From: Elizaphanian (elizaphanian@tiscali.co.uk)
Date: Sun Feb 16 2003 - 18:38:31 GMT
Hi David,
> DMB says:
>... the law of the jungle is much more oppressive and that social values
make us
> free. There are many more choices even in a regimented civilization than
> there are in the wilderness. Pirsig says cops and soldiers have always
been
> around to make sure we don't have to live in the wilderness. (I like the
> ancient penalty of exile. If you can't be civilized, they put you back
into
> the jungle.)You get the idea. But this in only part of the necessity of
the
> social level. It shapes us in every way. Its what makes us human, more
than
> animals. Its what allows us to think and talk, gives us our desires and
> conceptual categories, ideas of rights and wrong. Its most of what we are.

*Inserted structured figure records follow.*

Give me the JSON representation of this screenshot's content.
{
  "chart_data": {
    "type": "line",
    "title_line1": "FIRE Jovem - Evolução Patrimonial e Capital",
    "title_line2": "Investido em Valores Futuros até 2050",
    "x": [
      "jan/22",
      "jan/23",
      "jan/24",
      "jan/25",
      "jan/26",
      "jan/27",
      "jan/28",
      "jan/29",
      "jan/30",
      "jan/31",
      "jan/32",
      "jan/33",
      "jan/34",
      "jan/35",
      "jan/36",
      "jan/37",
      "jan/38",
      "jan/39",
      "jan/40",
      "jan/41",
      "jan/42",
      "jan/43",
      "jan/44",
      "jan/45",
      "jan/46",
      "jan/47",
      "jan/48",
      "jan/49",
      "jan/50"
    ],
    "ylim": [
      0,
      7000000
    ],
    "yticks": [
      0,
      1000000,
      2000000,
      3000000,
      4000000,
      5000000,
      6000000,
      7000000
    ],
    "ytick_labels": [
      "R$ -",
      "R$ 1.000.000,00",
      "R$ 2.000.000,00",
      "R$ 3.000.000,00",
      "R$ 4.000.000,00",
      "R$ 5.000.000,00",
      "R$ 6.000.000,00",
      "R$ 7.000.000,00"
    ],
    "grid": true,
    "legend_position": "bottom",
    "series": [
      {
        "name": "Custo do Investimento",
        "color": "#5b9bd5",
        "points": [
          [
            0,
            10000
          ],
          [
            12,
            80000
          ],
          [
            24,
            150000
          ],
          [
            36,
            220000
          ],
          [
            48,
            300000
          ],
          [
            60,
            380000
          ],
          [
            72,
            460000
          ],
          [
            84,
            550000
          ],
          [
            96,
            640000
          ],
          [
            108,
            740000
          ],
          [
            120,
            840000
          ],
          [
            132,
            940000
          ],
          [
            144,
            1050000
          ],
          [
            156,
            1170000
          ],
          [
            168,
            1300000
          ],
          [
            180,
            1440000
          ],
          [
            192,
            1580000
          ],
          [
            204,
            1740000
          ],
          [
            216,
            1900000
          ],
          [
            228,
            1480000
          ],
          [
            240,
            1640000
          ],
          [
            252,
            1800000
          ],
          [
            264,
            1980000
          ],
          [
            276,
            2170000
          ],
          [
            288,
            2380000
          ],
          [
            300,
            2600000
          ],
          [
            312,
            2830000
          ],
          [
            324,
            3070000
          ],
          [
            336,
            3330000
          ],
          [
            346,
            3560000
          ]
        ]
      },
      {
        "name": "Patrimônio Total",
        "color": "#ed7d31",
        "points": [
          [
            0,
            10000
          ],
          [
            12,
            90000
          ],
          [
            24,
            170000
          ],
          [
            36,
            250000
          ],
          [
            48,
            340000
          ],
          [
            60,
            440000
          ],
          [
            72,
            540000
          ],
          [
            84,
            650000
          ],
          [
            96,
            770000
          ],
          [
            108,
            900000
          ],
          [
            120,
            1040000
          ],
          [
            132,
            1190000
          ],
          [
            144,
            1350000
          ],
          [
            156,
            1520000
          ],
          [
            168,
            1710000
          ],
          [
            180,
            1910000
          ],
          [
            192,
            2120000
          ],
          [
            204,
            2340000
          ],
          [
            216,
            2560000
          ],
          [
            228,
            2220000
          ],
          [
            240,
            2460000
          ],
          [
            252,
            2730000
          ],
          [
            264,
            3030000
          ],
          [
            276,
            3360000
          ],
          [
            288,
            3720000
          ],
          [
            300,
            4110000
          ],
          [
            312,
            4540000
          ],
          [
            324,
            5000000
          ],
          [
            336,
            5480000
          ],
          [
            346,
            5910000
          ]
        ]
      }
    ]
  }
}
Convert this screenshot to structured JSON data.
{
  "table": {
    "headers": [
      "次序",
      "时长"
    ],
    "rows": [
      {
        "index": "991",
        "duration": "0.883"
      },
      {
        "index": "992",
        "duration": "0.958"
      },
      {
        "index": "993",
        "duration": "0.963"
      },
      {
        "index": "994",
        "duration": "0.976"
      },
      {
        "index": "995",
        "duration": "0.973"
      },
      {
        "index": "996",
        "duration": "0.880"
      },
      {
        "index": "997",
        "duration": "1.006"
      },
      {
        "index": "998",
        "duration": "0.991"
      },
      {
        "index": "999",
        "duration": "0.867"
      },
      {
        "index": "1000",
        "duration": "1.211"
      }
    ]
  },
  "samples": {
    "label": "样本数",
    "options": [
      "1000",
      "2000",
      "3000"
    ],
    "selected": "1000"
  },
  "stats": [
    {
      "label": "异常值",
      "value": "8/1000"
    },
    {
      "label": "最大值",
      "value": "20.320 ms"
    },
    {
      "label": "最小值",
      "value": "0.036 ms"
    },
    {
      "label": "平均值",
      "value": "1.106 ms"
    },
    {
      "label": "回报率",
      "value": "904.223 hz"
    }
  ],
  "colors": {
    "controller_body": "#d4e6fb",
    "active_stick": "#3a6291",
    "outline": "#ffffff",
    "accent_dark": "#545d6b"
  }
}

> Its as necessary as the body.
I was more looking at the 'cops and soldiers' bit, but your further comments
are suggestive. Are all those latter elements ("Its what allows us to think
and talk, gives us our desires and conceptual categories, ideas of rights
and wrong") products of fertilisation from the intellectual level, or are
they intrinsic to the social?
> DMB says:
> But laws that
> try to control offensive or subversive ideas strike are out of bounds.

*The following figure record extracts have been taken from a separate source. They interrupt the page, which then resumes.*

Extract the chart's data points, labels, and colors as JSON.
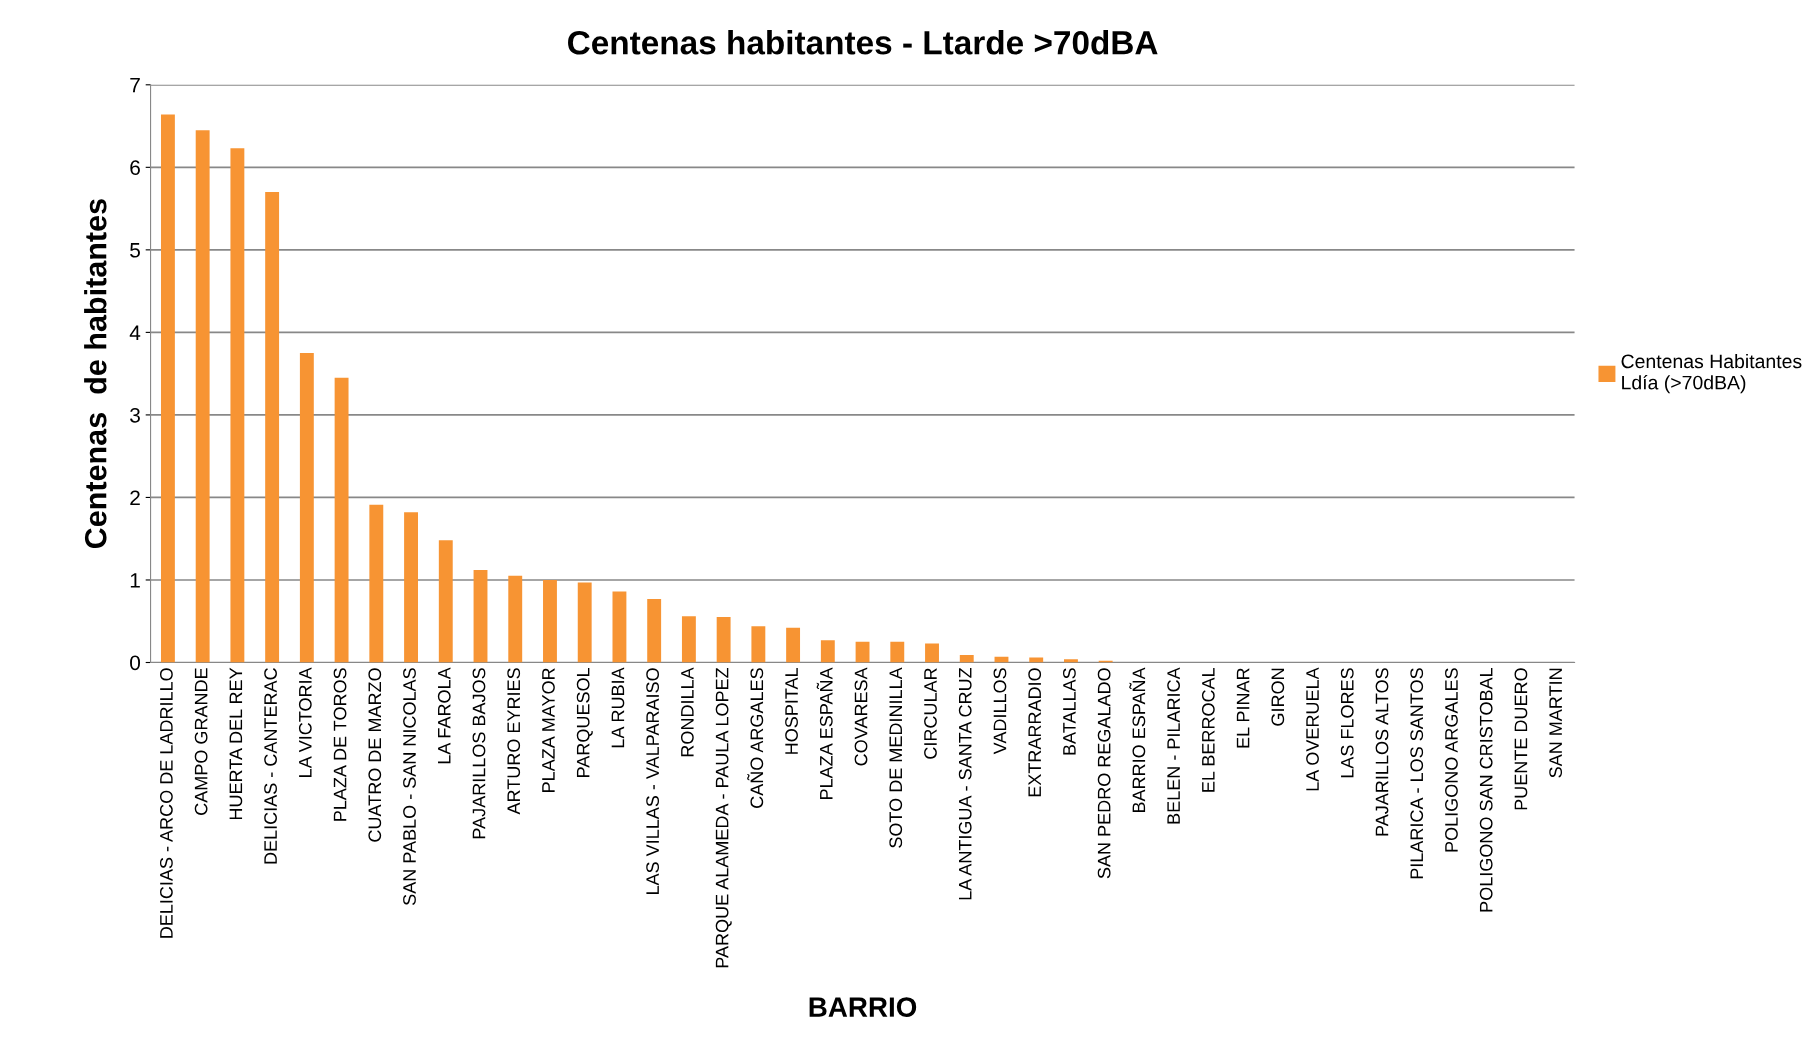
{
  "chart_data": {
    "type": "bar",
    "title": "Centenas habitantes - Ltarde >70dBA",
    "xlabel": "BARRIO",
    "ylabel": "Centenas  de habitantes",
    "categories": [
      "DELICIAS - ARCO DE LADRILLO",
      "CAMPO GRANDE",
      "HUERTA DEL REY",
      "DELICIAS - CANTERAC",
      "LA VICTORIA",
      "PLAZA DE TOROS",
      "CUATRO DE MARZO",
      "SAN PABLO - SAN NICOLAS",
      "LA FAROLA",
      "PAJARILLOS BAJOS",
      "ARTURO EYRIES",
      "PLAZA MAYOR",
      "PARQUESOL",
      "LA RUBIA",
      "LAS VILLAS - VALPARAISO",
      "RONDILLA",
      "PARQUE ALAMEDA - PAULA LOPEZ",
      "CAÑO ARGALES",
      "HOSPITAL",
      "PLAZA ESPAÑA",
      "COVARESA",
      "SOTO DE MEDINILLA",
      "CIRCULAR",
      "LA ANTIGUA - SANTA CRUZ",
      "VADILLOS",
      "EXTRARRADIO",
      "BATALLAS",
      "SAN PEDRO REGALADO",
      "BARRIO ESPAÑA",
      "BELEN - PILARICA",
      "EL BERROCAL",
      "EL PINAR",
      "GIRON",
      "LA OVERUELA",
      "LAS FLORES",
      "PAJARILLOS ALTOS",
      "PILARICA - LOS SANTOS",
      "POLIGONO ARGALES",
      "POLIGONO SAN CRISTOBAL",
      "PUENTE DUERO",
      "SAN MARTIN"
    ],
    "series": [
      {
        "name": "Centenas Habitantes Ldía (>70dBA)",
        "color": "#f79433",
        "values": [
          6.64,
          6.45,
          6.23,
          5.7,
          3.75,
          3.45,
          1.91,
          1.82,
          1.48,
          1.12,
          1.05,
          1.0,
          0.97,
          0.86,
          0.77,
          0.56,
          0.55,
          0.44,
          0.42,
          0.27,
          0.25,
          0.25,
          0.23,
          0.09,
          0.07,
          0.06,
          0.04,
          0.02,
          0,
          0,
          0,
          0,
          0,
          0,
          0,
          0,
          0,
          0,
          0,
          0,
          0
        ]
      }
    ],
    "ylim": [
      0,
      7
    ],
    "yticks": [
      0,
      1,
      2,
      3,
      4,
      5,
      6,
      7
    ],
    "grid": "y",
    "legend": "right"
  }
}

> Instead we write laws to insure that we minimizes society's traditional
> retraints on intellectual freedom. Thus the seperation of church and
state...
> You could say
> the giant get very angry at certain kinds of "independent" thinkers,
> especially the ones that criticize the giant.
Could you explain the way in which the separation of church and state does
not rule out *some* categories of intellectual endeavour (eg theocratic
arguments)? I guess you would say that such arguments were by definition
non-intellectual, but that seems to be begging the question.